Menu Tears Of The Moosechaser
Blanton Ross Moosechasers Blanton Ross and Antony Digennaro

Tears of the Moosechaser first appeared in August of 2010 performing their debut show at the Steve Allen Theatre, consecutively releasing their self produced inaugural concept album "Songs for a Sinister Woman".
Blanton Ross and Antony DiGennaro forged Tears Of The Moosechaser from a long term collaboration at CalArts by blending 20th Century Classical and Experimental music with the rustic Americana traditions of yesteryear. What resulted was a fusion of wood and rusty metal featuring: David Tranchina on bass (Slumgum), Chris Stewart on violin and vocals (The Mother Funk Yas), James Barry on cello (Hurt Model), Daniel Corral on accordion (The Dime Museum), Ulrich Krieger on bass clarinet (Lou Reed, Text of Light) and Paul Fuller on Banjo (American Primitive).
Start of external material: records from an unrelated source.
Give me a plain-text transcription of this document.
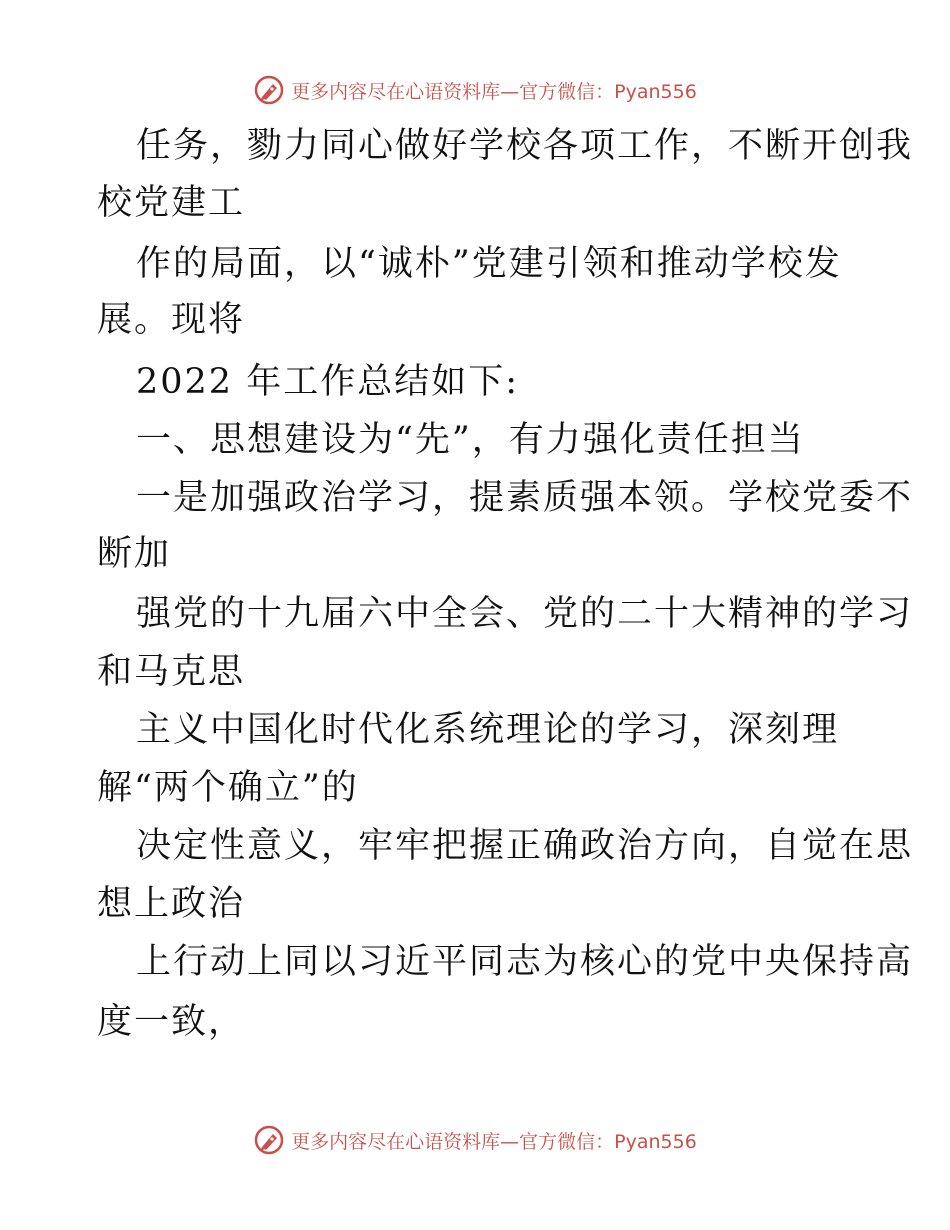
更多内容尽在心语资料库—官方微信：Pyan556
任务，勠力同心做好学校各项工作，不断开创我
校党建工
作的局面，以“诚朴”党建引领和推动学校发
展。现将
2022 年工作总结如下:
一、思想建设为“先”，有力强化责任担当
一是加强政治学习，提素质强本领。学校党委不
断加
强党的十九届六中全会、党的二十大精神的学习
和马克思
主义中国化时代化系统理论的学习，深刻理
解“两个确立”的
决定性意义，牢牢把握正确政治方向，自觉在思
想上政治
上行动上同以习近平同志为核心的党中央保持高
度一致，
更多内容尽在心语资料库—官方微信：Pyan556
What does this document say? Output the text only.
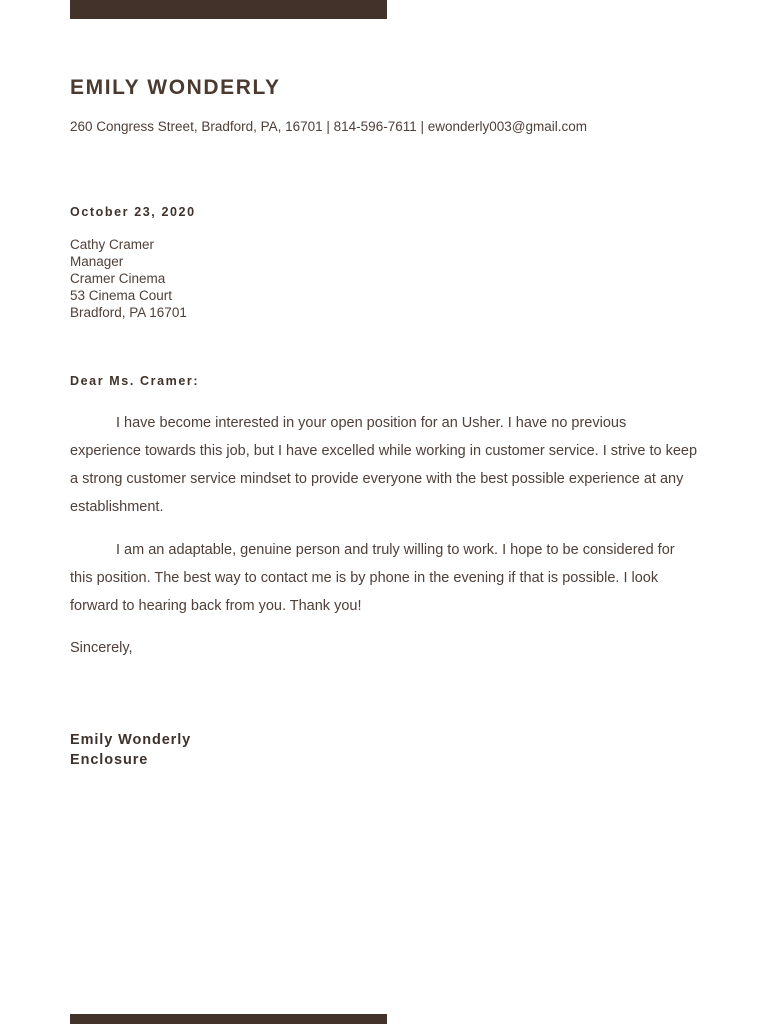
EMILY WONDERLY
260 Congress Street, Bradford, PA, 16701 | 814-596-7611 | ewonderly003@gmail.com
October 23, 2020
Cathy Cramer
Manager
Cramer Cinema
53 Cinema Court
Bradford, PA 16701
Dear Ms. Cramer:

I have become interested in your open position for an Usher. I have no previous experience towards this job, but I have excelled while working in customer service. I strive to keep a strong customer service mindset to provide everyone with the best possible experience at any establishment.

I am an adaptable, genuine person and truly willing to work. I hope to be considered for this position. The best way to contact me is by phone in the evening if that is possible. I look forward to hearing back from you. Thank you!

Sincerely,
Emily Wonderly
Enclosure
The 8 piece volatile performing ensemble began carving their mark onto Southern California performing at numerous Los Angeles venues and participating in festivals such as Clean Air Clear Stars at Pappy and Harriets Pioneer Palace, Dung Mummy's Nomadic Transmissions at Jawbone Canyon, Sunset Junction, Echoes West, and Redhanded Old Timey Music and Variety Party in Topanga.

Tears of the Moosechaser

Though closely tied to the new Los Angeles Folk Western Renaissance through local contemporaries Spindrift, Rt and the 44s, Tommy Santee Klaws, and Dustbowl Revival, Moosechaser remains largely outsider music, Uncompromising, independent and skillful, known for bombarding their audience with with agressive walls of free improvisation before diving into tender melodies or sculpted rhythmic poundings. Spanning sounds from Folk Bluegrass to Industrial Noise has earned the group such labels as: Avant-Americana, Apocalyptic Country, Gothabilly, Noisegrass and a variety of other genre bending folk/vagabond musics. By any definition Tears of The Moosechaser remains fiercely dedicated to original music.

In Late 2012 the group took a hiatus from performing live to focus on a sophomoric work. Distance and differences in creative expectations led to the fracturing of the group into Mesquite Treason and Fear For The Dust. discarding an assortment of tracks and EPs which may someday emerge into the light.


REVIEWS



Tears of the Moosechaser is not my normal cup of tea. It feels more like a swig of Absinthe. It can transport you into turn of the century hallucinations. The funny thing is that parts of Songs for a Sinister Woman would seriously creep me out if I were to listen to them in the dark but other songs feel as comfortable as the warm embrace of a knitted afghan my grandmother made me.

Alder Bloom - American Pancake



"...Their sound is indeed predicated on fusion, since it is an amalgamation of different genres and subgenres, as well as styles and techniques. Each song has its own mood, just as each song evokes its own imagery, like old Depression era photographs of dust bowl shack towns and filthy-faced folk, piles of animal bones in the dirt, Johnson family vagabonds hopping the unlocked freights out of small desert towns for large metropolises, burlesque houses and old-time harlots lounging on dusty sofas, drunkards stumbling down dark alleyways in the post-midnight hours, love stories, tragedies, rustic scenery, the seemingly endless stretches of highway and blurry miles to the weary traveler, and so on in that way. Also, it is highly texturized music, at once both savage and refined, mad and sane, bitter and sweet, ugly and beautiful, dark and light, rural and urban, and old-timey and modern, among a good many other contraries. But above all it is a fusion of wood and rusty metal. Wood and rusty metal."

- James Carlson - Roots Music Examiner



"I suppose if Tom Waits wasn't born in California but rather underneath a moonshine still in Kentucky then you'd have Tears Of The Moosechaser ... "A Lonesome Fog" screeches and scrapes with a mix of country, avant-garde, and bluegrass to create a sound I can't say I've ever heard before. It's exciting, creepy, inquisitive and original. All the while wrapping itself around a Western filled with spurs, dust, tumble weed and whiskey."

- Brad Tilbe - Delusions of Adequacy



"Hey, Everyone! Go listen to Tears of the Moosechaser. Then like them on Facebook. Then get their record. Then like them in real life. Then listen to the record over and over. Then wander into the desert blind drunk on backyard-distilled hooch with rattlesnakes in both hands until you find a place to found a town whose chief exports are woven yucca-leaf baskets and highwaymen. Yeah, it's that good."

- Jeffery Amos - 710 Split Comedy



"Bravo, What a great contribution to dark roots, gothic Americana, insurgent country, and lo-fi mechanical noise over a backdrop of organic instrumentation! You can call me an Instant fan."

- Urban Artist Group - No Depression



"The name alone is enough to spark inquiry, curiosity, and possibly a riot!"